Fondazione del Priorato VIIe siècle (entre 603 et 608) (≈ 750)
Da dodici monaci dell'isola di Barbe.
971
Prima menzione di priorato
Prima menzione di priorato 971 (≈ 971)
Nei testi storici.
1071
Trasferimento delle reliquie di Saint Rambert
Trasferimento delle reliquie di Saint Rambert 1071 (≈ 1071)
Rinomato villaggio Saint-Rambert.
XIe siècle
Costruzione della chiesa attuale
Costruzione della chiesa attuale XIe siècle (≈ 1150)
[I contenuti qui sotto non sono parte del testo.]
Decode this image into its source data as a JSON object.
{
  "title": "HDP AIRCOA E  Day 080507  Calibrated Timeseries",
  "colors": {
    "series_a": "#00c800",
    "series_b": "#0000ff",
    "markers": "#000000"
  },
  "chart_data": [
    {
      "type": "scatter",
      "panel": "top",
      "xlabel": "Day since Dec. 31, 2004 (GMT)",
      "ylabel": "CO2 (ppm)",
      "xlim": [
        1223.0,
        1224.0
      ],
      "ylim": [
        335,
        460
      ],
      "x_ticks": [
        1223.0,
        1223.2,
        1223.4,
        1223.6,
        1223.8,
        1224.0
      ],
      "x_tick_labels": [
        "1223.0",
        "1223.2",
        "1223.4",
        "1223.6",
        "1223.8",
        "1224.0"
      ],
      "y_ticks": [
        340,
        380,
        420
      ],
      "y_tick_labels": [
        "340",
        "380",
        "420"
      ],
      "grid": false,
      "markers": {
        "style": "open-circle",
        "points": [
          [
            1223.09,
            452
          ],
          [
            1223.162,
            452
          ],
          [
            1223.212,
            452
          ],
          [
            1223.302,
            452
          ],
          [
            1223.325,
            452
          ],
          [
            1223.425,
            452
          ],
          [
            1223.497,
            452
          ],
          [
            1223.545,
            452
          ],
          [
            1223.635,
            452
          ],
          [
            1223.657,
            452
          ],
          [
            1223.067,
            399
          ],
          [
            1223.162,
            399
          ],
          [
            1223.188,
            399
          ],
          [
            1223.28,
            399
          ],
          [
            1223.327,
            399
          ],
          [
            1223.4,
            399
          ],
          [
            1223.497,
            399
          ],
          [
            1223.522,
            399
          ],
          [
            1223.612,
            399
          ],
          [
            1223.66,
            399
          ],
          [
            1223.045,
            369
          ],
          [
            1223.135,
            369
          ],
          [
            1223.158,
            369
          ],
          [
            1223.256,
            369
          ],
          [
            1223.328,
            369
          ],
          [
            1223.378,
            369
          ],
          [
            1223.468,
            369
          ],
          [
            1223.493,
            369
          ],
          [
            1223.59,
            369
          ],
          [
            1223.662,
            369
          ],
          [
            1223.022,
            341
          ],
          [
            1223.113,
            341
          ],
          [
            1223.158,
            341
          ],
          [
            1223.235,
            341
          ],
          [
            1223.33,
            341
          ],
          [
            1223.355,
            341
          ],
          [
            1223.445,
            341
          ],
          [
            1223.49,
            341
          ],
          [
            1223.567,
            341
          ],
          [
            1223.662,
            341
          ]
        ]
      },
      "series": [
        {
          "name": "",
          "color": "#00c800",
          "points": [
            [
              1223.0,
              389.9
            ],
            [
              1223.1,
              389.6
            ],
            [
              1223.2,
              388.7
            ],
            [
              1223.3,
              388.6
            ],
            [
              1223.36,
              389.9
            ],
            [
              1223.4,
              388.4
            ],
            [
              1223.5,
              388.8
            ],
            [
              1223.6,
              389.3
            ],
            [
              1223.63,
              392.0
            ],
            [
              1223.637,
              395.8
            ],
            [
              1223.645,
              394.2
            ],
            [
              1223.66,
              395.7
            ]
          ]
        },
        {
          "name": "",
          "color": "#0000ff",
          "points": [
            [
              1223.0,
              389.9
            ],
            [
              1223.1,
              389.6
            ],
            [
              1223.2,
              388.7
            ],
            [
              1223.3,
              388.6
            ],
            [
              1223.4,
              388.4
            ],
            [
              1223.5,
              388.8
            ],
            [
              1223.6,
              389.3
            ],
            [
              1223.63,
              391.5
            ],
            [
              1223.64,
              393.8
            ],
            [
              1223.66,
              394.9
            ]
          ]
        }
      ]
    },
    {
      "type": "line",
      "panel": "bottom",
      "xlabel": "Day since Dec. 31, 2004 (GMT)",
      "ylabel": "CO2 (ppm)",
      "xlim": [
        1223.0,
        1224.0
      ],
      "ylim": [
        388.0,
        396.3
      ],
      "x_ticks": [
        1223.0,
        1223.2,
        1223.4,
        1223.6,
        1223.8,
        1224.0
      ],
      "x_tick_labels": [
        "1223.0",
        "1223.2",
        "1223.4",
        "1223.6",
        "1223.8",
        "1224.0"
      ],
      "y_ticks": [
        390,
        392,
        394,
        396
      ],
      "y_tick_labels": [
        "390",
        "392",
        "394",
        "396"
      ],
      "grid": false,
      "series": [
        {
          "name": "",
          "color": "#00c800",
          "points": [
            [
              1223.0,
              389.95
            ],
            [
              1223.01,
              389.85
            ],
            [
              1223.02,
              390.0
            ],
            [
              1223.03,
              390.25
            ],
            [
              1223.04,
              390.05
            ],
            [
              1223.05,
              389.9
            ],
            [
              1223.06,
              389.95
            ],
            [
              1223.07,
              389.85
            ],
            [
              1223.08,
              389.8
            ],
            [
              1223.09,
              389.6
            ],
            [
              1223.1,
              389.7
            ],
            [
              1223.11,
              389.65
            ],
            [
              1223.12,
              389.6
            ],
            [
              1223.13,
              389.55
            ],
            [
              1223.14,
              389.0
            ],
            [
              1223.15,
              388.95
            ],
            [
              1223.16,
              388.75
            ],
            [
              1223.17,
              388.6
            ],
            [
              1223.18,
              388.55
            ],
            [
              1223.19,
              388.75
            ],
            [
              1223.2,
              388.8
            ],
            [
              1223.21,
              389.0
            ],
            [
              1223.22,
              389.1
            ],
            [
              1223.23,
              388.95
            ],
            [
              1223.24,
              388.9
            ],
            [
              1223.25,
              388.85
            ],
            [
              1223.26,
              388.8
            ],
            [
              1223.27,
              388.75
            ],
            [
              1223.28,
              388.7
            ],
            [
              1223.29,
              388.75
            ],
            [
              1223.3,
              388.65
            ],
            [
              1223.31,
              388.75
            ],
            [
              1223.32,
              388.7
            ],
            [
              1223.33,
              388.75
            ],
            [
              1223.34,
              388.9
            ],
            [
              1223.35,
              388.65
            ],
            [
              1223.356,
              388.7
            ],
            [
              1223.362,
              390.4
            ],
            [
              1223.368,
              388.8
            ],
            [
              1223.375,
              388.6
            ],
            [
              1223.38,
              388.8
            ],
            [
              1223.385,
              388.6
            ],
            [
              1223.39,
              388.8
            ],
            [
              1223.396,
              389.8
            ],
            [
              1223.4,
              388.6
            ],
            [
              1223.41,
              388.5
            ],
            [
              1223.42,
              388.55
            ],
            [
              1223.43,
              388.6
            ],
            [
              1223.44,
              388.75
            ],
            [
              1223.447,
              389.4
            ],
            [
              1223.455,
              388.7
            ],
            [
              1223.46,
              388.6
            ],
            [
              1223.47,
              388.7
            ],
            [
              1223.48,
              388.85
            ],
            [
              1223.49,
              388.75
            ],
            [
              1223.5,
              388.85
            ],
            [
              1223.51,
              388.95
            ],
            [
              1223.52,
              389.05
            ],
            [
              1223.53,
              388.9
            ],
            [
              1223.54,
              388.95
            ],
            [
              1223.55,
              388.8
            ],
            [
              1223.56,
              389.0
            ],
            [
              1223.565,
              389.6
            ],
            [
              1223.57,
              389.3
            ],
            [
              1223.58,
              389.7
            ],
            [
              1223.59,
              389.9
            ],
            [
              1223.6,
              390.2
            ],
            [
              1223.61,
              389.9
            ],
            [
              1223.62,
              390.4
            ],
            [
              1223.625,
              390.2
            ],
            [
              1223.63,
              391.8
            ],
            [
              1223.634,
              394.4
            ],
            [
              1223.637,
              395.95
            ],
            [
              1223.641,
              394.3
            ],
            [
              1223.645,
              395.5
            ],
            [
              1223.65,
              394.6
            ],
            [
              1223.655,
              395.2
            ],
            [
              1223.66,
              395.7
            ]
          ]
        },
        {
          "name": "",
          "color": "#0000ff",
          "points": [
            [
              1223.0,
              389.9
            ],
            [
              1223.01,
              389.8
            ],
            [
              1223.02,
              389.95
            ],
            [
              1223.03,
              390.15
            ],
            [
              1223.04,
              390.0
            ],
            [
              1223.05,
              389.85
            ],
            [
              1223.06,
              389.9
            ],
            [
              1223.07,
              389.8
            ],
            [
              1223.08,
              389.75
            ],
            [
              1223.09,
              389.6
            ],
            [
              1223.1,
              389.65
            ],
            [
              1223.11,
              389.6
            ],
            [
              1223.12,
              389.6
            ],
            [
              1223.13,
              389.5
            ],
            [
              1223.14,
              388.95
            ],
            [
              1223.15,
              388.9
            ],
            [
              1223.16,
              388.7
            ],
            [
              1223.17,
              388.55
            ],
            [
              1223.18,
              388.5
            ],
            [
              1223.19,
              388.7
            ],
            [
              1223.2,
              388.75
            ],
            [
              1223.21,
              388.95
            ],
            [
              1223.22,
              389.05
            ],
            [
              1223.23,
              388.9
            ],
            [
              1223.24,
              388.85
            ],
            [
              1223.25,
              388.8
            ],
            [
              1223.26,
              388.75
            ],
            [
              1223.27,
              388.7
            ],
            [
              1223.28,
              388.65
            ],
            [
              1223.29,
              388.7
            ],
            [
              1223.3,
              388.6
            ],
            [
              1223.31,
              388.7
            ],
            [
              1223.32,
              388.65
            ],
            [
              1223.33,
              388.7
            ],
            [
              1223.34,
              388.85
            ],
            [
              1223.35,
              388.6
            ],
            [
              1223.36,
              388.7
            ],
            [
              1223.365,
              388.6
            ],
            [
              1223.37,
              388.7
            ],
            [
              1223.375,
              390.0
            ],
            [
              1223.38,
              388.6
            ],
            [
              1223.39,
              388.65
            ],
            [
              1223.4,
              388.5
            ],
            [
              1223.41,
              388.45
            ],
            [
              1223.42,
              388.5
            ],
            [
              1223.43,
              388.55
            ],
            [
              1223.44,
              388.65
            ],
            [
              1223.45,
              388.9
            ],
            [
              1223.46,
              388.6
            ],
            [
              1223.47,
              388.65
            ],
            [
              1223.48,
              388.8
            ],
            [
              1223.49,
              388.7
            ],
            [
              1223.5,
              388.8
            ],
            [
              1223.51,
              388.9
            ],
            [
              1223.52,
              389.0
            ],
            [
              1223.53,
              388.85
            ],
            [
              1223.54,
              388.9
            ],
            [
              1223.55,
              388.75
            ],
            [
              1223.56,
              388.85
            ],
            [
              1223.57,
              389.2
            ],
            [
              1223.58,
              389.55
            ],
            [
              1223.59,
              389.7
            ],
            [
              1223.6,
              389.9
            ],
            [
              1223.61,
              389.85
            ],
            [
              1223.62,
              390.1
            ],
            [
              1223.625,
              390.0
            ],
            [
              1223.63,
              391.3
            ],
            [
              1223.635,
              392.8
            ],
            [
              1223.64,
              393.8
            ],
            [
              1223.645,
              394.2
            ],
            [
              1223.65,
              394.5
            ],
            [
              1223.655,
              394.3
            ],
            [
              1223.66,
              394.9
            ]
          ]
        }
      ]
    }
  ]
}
Oggetti più vecchi conservati.
XIIIe siècle
Trasformare la torre campanaria
Trasformare la torre campanaria XIIIe siècle (≈ 1350)
Aggiunta di mâchicoulis e assassini.
1791
Vendita come un bene nazionale
Vendita come un bene nazionale 1791 (≈ 1791)
Chiesa e priora interessati.
2 juillet 1891
Classificazione monumento storico
Classificazione monumento storico 2 juillet 1891 (≈ 1891)
Con decreto ministeriale.
Aujourd'hui
Aujourd'hui
Aujourd'hui Aujourd'hui (≈ 2025)
Position de référence.
Patrimonio
Chiesa di Saint-Rambert: Ordine del 2 luglio 1891
Dati chiave
Saint Rambert - Santo patrono e reliquie
Le sue reliquie si trasferirono nel 1071.
Jean de la Veuhe - Carattere sepolto
Lastra funerale datata 1638.
Origine e storia
Chiesa di Saint-André de Saint-Rambert, situata a Saint-Just-Saint-Rambert nel dipartimento della Loira, trova le sue origini nel VII secolo con la fondazione di un priorato benedettino dipendente dall'Abbazia di Ile-Barbe. Questo priorato, menzionato per la prima volta nel 971, vide la sua attuale chiesa costruita nell'XI secolo, poi ampliata nel XII secolo. Nel 1071, il trasferimento delle reliquie di San Ramberto alla chiesa portò alla rinominazione del villaggio a Saint-Rambert. L'edificio, segnato dall'architettura difensiva (ritorno trasformato nel XIII secolo) e dagli elementi Gallo-Romani riutilizzati, diventa un luogo di grande venerazione.
La chiesa, venduta come proprietà nazionale nel 1791, fu classificata come monumento storico il 2 luglio 1891. La sua architettura si distingue per due torri: uno del XI secolo, con mâchicoulis e sormontando il portico, l'altro costruito sulla sezione trasversale del transetto. All'interno, la navata a tre rive e il cul-de-four a volta absidiole affiancato, ospitano un arredamento protetto, tra cui una campana del 1582 e bentiers del XI e XV secolo.
Il sito conserva tracce del suo passato religioso e militare, come le capitali intagliate di animali nel narthex o le baie dei campanili. I materiali gallo-romani utilizzati nelle pareti testimoniano l'antica storia della regione. Oggi, la chiesa, una proprietà comunitaria, rimane un luogo attivo di culto nella parrocchia di Saint-François en Forez, nella diocesi di Saint-Étienne.
Le reliquie di San Ramberto, ancora conservate in loco, danno alla chiesa una dimensione spirituale duratura. Il priorato, originariamente fondato da dodici monaci di Lione, ha svolto un ruolo centrale nella cristianizzazione locale prima di diventare un simbolo del patrimonio medievale della Loira. Le trasformazioni architettoniche, come l'aggiunta della torre difensiva, riflettono le esigenze di protezione nel Medioevo.
Tra i notevoli elementi mobili, la lastra funebre di Jean de la Veuhe (1638) e il pulpito del XVII secolo per predicare illustrano l'evoluzione artistica e liturgica del luogo. L'adiacente cappella San Giovanni, anch'essa classificata, rafforza il significato storico del sito. Recenti studi archeologici, come quelli di Jean-Claude Béal nel 2022, evidenziano i blocchi antichi riutilizzati, evidenziando la continuità occupazionale del sito fin dall'antichità.